Kejar Target Nilai IPS Optimal, Pemkab Gowa Pertajam Kualitas Data Statistik Sektoral

GOWA, BERITA-SULSEL.COM — Pemerintah Kabupaten Gowa terus mematangkan langkah untuk meningkatkan kualitas pengelolaan data daerah. Melalui Dinas Komunikasi Informatika Statistik dan Persandian (DiskominfoSP), mereka menggelar Evaluasi Penyelenggaraan Statistik Sektoral (EPSS) tahun 2026. Kegiatan strategis ini berlangsung secara hybrid di Peace Room Kantor Bupati Gowa pada Senin (13/7).

Kepala Dinas KominfoSP Kabupaten Gowa, Emy Pratiwi Luthfy, menjelaskan bahwa agenda ini merupakan bagian dari pembinaan rutin oleh Badan Pusat Statistik (BPS). Langkah ini bertujuan agar seluruh Organisasi Perangkat Daerah (OPD) mampu menyediakan data statistik yang berkualitas, baik untuk kebutuhan internal pemerintah maupun konsumsi masyarakat.

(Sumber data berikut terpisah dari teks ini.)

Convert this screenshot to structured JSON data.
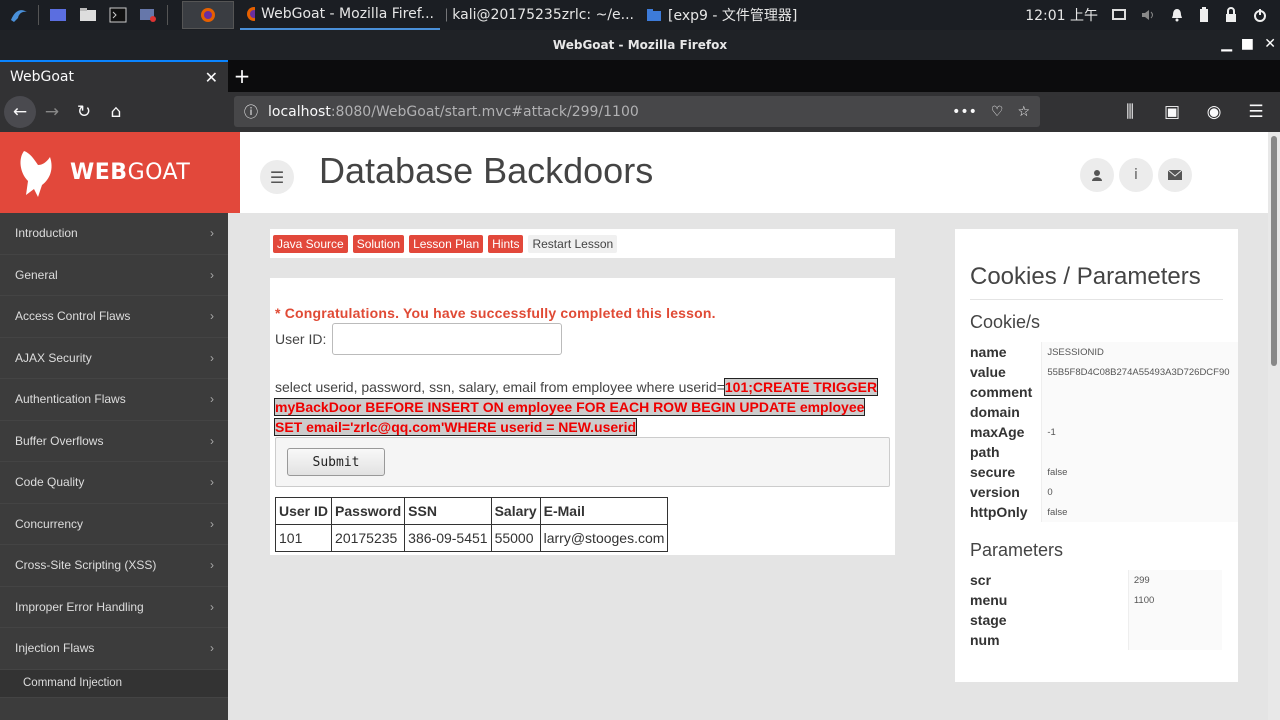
{
  "taskbar": {
    "tasks": [
      {
        "label": "WebGoat - Mozilla Firef..."
      },
      {
        "label": "kali@20175235zrlc: ~/e..."
      },
      {
        "label": "[exp9 - 文件管理器]"
      }
    ],
    "clock": "12:01 上午"
  },
  "window": {
    "title": "WebGoat - Mozilla Firefox"
  },
  "browser": {
    "tab_title": "WebGoat",
    "url_host": "localhost",
    "url_path": ":8080/WebGoat/start.mvc#attack/299/1100"
  },
  "app": {
    "logo_web": "WEB",
    "logo_goat": "GOAT",
    "page_title": "Database Backdoors"
  },
  "sidebar": {
    "items": [
      "Introduction",
      "General",
      "Access Control Flaws",
      "AJAX Security",
      "Authentication Flaws",
      "Buffer Overflows",
      "Code Quality",
      "Concurrency",
      "Cross-Site Scripting (XSS)",
      "Improper Error Handling",
      "Injection Flaws"
    ],
    "sub_item": "Command Injection"
  },
  "lesson_buttons": [
    "Java Source",
    "Solution",
    "Lesson Plan",
    "Hints",
    "Restart Lesson"
  ],
  "lesson": {
    "congrats": "* Congratulations. You have successfully completed this lesson.",
    "userid_label": "User ID:",
    "userid_value": "",
    "sql_prefix": "select userid, password, ssn, salary, email from employee where userid=",
    "sql_injected": "101;CREATE TRIGGER myBackDoor BEFORE INSERT ON employee FOR EACH ROW BEGIN UPDATE employee SET email='zrlc@qq.com'WHERE userid = NEW.userid",
    "submit_label": "Submit",
    "table": {
      "headers": [
        "User ID",
        "Password",
        "SSN",
        "Salary",
        "E-Mail"
      ],
      "rows": [
        [
          "101",
          "20175235",
          "386-09-5451",
          "55000",
          "larry@stooges.com"
        ]
      ]
    }
  },
  "params": {
    "title": "Cookies / Parameters",
    "cookies_title": "Cookie/s",
    "cookies": [
      {
        "k": "name",
        "v": "JSESSIONID"
      },
      {
        "k": "value",
        "v": "55B5F8D4C08B274A55493A3D726DCF90"
      },
      {
        "k": "comment",
        "v": ""
      },
      {
        "k": "domain",
        "v": ""
      },
      {
        "k": "maxAge",
        "v": "-1"
      },
      {
        "k": "path",
        "v": ""
      },
      {
        "k": "secure",
        "v": "false"
      },
      {
        "k": "version",
        "v": "0"
      },
      {
        "k": "httpOnly",
        "v": "false"
      }
    ],
    "params_title": "Parameters",
    "parameters": [
      {
        "k": "scr",
        "v": "299"
      },
      {
        "k": "menu",
        "v": "1100"
      },
      {
        "k": "stage",
        "v": ""
      },
      {
        "k": "num",
        "v": ""
      }
    ]
  }
}
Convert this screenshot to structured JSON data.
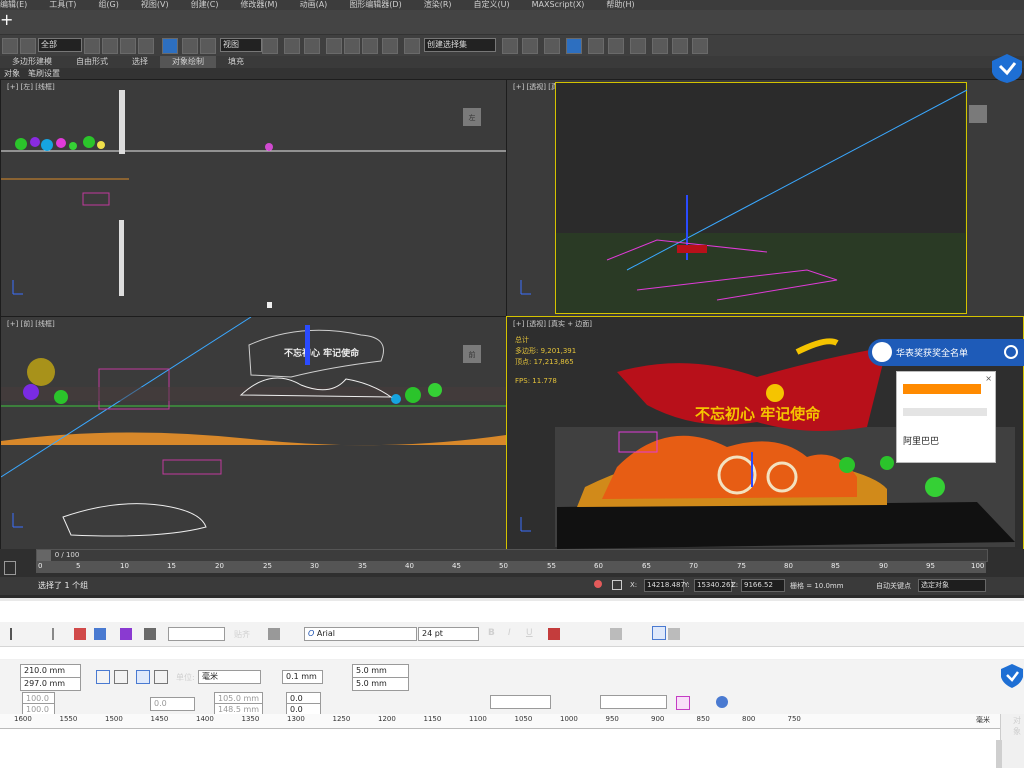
{
  "menubar": {
    "items": [
      "编辑(E)",
      "工具(T)",
      "组(G)",
      "视图(V)",
      "创建(C)",
      "修改器(M)",
      "动画(A)",
      "图形编辑器(D)",
      "渲染(R)",
      "自定义(U)",
      "MAXScript(X)",
      "帮助(H)"
    ]
  },
  "toolbar": {
    "filter_select": "全部",
    "view_select": "视图",
    "selection_set": "创建选择集"
  },
  "ribbon": {
    "tabs": [
      "对象绘制"
    ],
    "labels": [
      "多边形建模",
      "自由形式",
      "选择",
      "对象绘制",
      "填充"
    ],
    "subtabs": [
      "对象",
      "笔刷设置"
    ]
  },
  "viewports": {
    "top_left": {
      "label": "[+] [左] [线框]"
    },
    "top_right": {
      "label": "[+] [透视] [真实]"
    },
    "bottom_left": {
      "label": "[+] [前] [线框]"
    },
    "bottom_right": {
      "label": "[+] [透视] [真实 + 边面]",
      "stats_total": "总计",
      "stats_polys_label": "多边形:",
      "stats_polys": "9,201,391",
      "stats_verts_label": "顶点:",
      "stats_verts": "17,213,865",
      "fps_label": "FPS:",
      "fps": "11.778"
    },
    "cube_left": "左",
    "cube_front": "前"
  },
  "scene": {
    "slogan": "不忘初心 牢记使命",
    "slogan_outline": "不忘初心 牢记使命"
  },
  "timeline": {
    "frame_counter": "0 / 100",
    "ticks": [
      "0",
      "5",
      "10",
      "15",
      "20",
      "25",
      "30",
      "35",
      "40",
      "45",
      "50",
      "55",
      "60",
      "65",
      "70",
      "75",
      "80",
      "85",
      "90",
      "95",
      "100"
    ]
  },
  "status": {
    "message": "选择了 1 个组",
    "x_label": "X:",
    "x": "14218.487",
    "y_label": "Y:",
    "y": "15340.261",
    "z_label": "Z:",
    "z": "9166.52",
    "grid": "栅格 = 10.0mm",
    "autokey": "自动关键点",
    "selected": "选定对象"
  },
  "search_popup": {
    "query": "华表奖获奖全名单",
    "link1": "阿里巴巴"
  },
  "coreldraw": {
    "align_label": "贴齐",
    "font": "Arial",
    "font_size": "24 pt",
    "width": "210.0 mm",
    "height": "297.0 mm",
    "unit_label": "单位:",
    "unit": "毫米",
    "nudge": "0.1 mm",
    "dup_x": "5.0 mm",
    "dup_y": "5.0 mm",
    "scale_x": "100.0",
    "scale_y": "100.0",
    "rotate": "0.0",
    "pos_x": "105.0 mm",
    "pos_y": "148.5 mm",
    "off_x": "0.0",
    "off_y": "0.0",
    "ruler_ticks": [
      "1600",
      "1550",
      "1500",
      "1450",
      "1400",
      "1350",
      "1300",
      "1250",
      "1200",
      "1150",
      "1100",
      "1050",
      "1000",
      "950",
      "900",
      "850",
      "800",
      "750"
    ],
    "ruler_unit": "毫米",
    "side_label": "对象"
  },
  "colors": {
    "viewport_bg": "#3b3b3b",
    "active_border": "#d4c300",
    "search_blue": "#1e5bb8",
    "flag_red": "#b8101a",
    "slogan_gold": "#f5c400"
  },
  "chart_data": {
    "type": "table",
    "title": "",
    "rows": [
      [
        "总计",
        ""
      ],
      [
        "多边形:",
        "9,201,391"
      ],
      [
        "顶点:",
        "17,213,865"
      ],
      [
        "FPS:",
        "11.778"
      ]
    ]
  }
}
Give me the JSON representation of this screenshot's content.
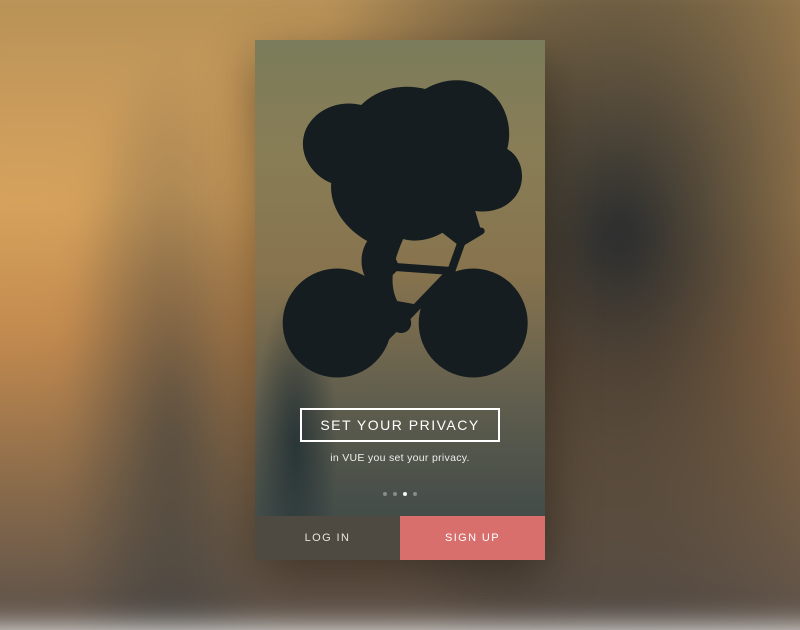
{
  "onboarding": {
    "headline": "SET YOUR PRIVACY",
    "subtitle": "in VUE you set your privacy.",
    "page_count": 4,
    "active_page_index": 2
  },
  "buttons": {
    "login": "LOG IN",
    "signup": "SIGN UP"
  },
  "colors": {
    "signup_bg": "#d86f6c",
    "login_bg": "#4e4a42"
  }
}
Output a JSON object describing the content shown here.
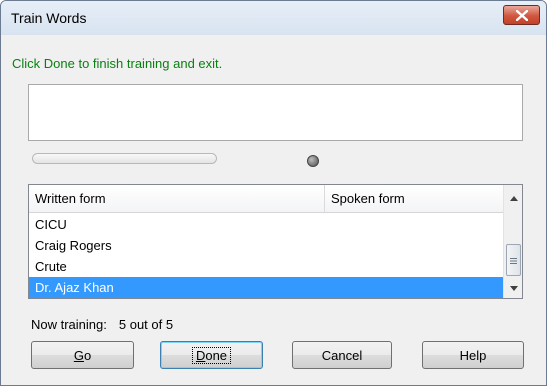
{
  "window": {
    "title": "Train Words"
  },
  "instruction": "Click Done to finish training and exit.",
  "progress": {
    "fill_fraction": 0.0
  },
  "list": {
    "columns": [
      "Written form",
      "Spoken form"
    ],
    "rows": [
      {
        "written": "CICU",
        "spoken": ""
      },
      {
        "written": "Craig Rogers",
        "spoken": ""
      },
      {
        "written": "Crute",
        "spoken": ""
      },
      {
        "written": "Dr. Ajaz Khan",
        "spoken": "",
        "selected": true
      }
    ]
  },
  "status": {
    "label": "Now training:",
    "value": "5 out of 5"
  },
  "buttons": {
    "go": {
      "prefix": "",
      "accel": "G",
      "rest": "o"
    },
    "done": {
      "prefix": "",
      "accel": "D",
      "rest": "one"
    },
    "cancel": "Cancel",
    "help": "Help"
  },
  "colors": {
    "instruction": "#0a7f12",
    "selection": "#3399ff",
    "close_button": "#c3412a"
  },
  "icons": [
    "close-icon",
    "status-light-icon",
    "scroll-up-arrow-icon",
    "scroll-down-arrow-icon",
    "scroll-grip-icon"
  ]
}
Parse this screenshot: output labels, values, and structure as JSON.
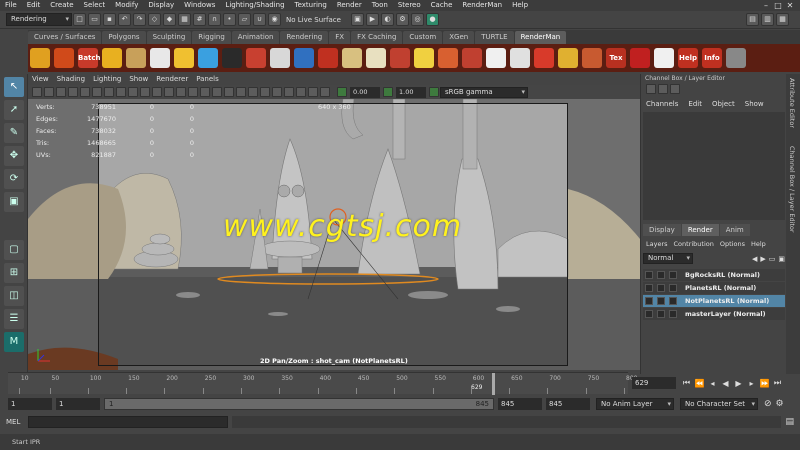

“Kegiatan ini menjadi momentum penting bagi kami. Kami ingin memastikan data sektoral dari setiap OPD semakin berkualitas, akurat, dan sesuai kaidah statistik. Oleh karena itu, kita meninjau ulang seluruh proses pengelolaan data, mulai dari mekanisme pengumpulan hingga publikasi,” ujar Emy.

Selanjutnya, Emy menambahkan bahwa kehadiran BPS Kabupaten Barru sebagai tim penilai eksternal membawa dampak positif. Tim penilai memberikan banyak masukan konstruktif yang akan menjadi acuan utama dalam menyempurnakan tata kelola data di Kabupaten Gowa.

Apresiasi Komitmen OPD

Di tempat yang sama, Emy juga mengapresiasi komitmen seluruh OPD yang menjadi lokus penilaian tahun ini. Perwakilan dinas menghadiri langsung proses evaluasi sehingga mereka bisa memahami koreksi dan rekomendasi dari tim penilai secara detail.

“Kami sangat mengapresiasi dinas-dinas yang hadir. Mereka mendengarkan langsung masukan dari tim penilai. Alhasil, mereka mengetahui poin-poin apa saja yang harus segera dilengkapi untuk meningkatkan kualitas data,” kata Emy, yang saat itu didampingi oleh Sekretaris Dinas KominfoSP Gowa, Widiah Restuti Hasan.

Dampak Terhadap Penilaian KemenpanRB

Sementara itu, Fungsional Statistik Muda BPS Kabupaten Gowa sekaligus Penanggung Jawab EPSS, Muh Chalik Mawardi, menegaskan pentingnya standardisasi data. Menurutnya, pembinaan ini memotivasi OPD agar lebih optimal dalam mengelola data.

“Jika pihak OPD menerapkan pengelolaan sesuai standar, maka kualitas data yang bersangkutan otomatis akan semakin baik,” tutur Chalik.

Lebih lanjut, Chalik menjelaskan bahwa nilai Indeks Pembangunan Statistik (IPS) memiliki peran yang sangat krusial. Pasalnya, Kementerian Pendayagunaan Aparatur Negara dan Reformasi Birokrasi (KemenpanRB) menggunakan nilai IPS ini sebagai salah satu indikator utama dalam mengukur keberhasilan reformasi birokrasi di lingkungan pemerintah daerah.

“Melalui evaluasi ini, kami berharap budaya penyelenggaraan statistik yang berkualitas terus meningkat. Dengan begitu, Pemerintah Kabupaten Gowa bisa melahirkan kebijakan yang berbasis data dan tepat sasaran,” pungkas Chalik.

Sebagai informasi, kegiatan hybrid ini melibatkan tim dari BPS Kabupaten Gowa dan Bappeda Gowa. Selain itu, hadir pula perwakilan dari Dinas Kesehatan serta Dinas Sosial selaku lokus penilaian tahun ini. Untuk mengantisipasi tantangan ke depan, Badan Pendapatan Daerah (Bapenda) dan Dinas Pariwisata juga turut hadir sebagai persiapan untuk menjadi lokus penilaian pada tahun berikutnya.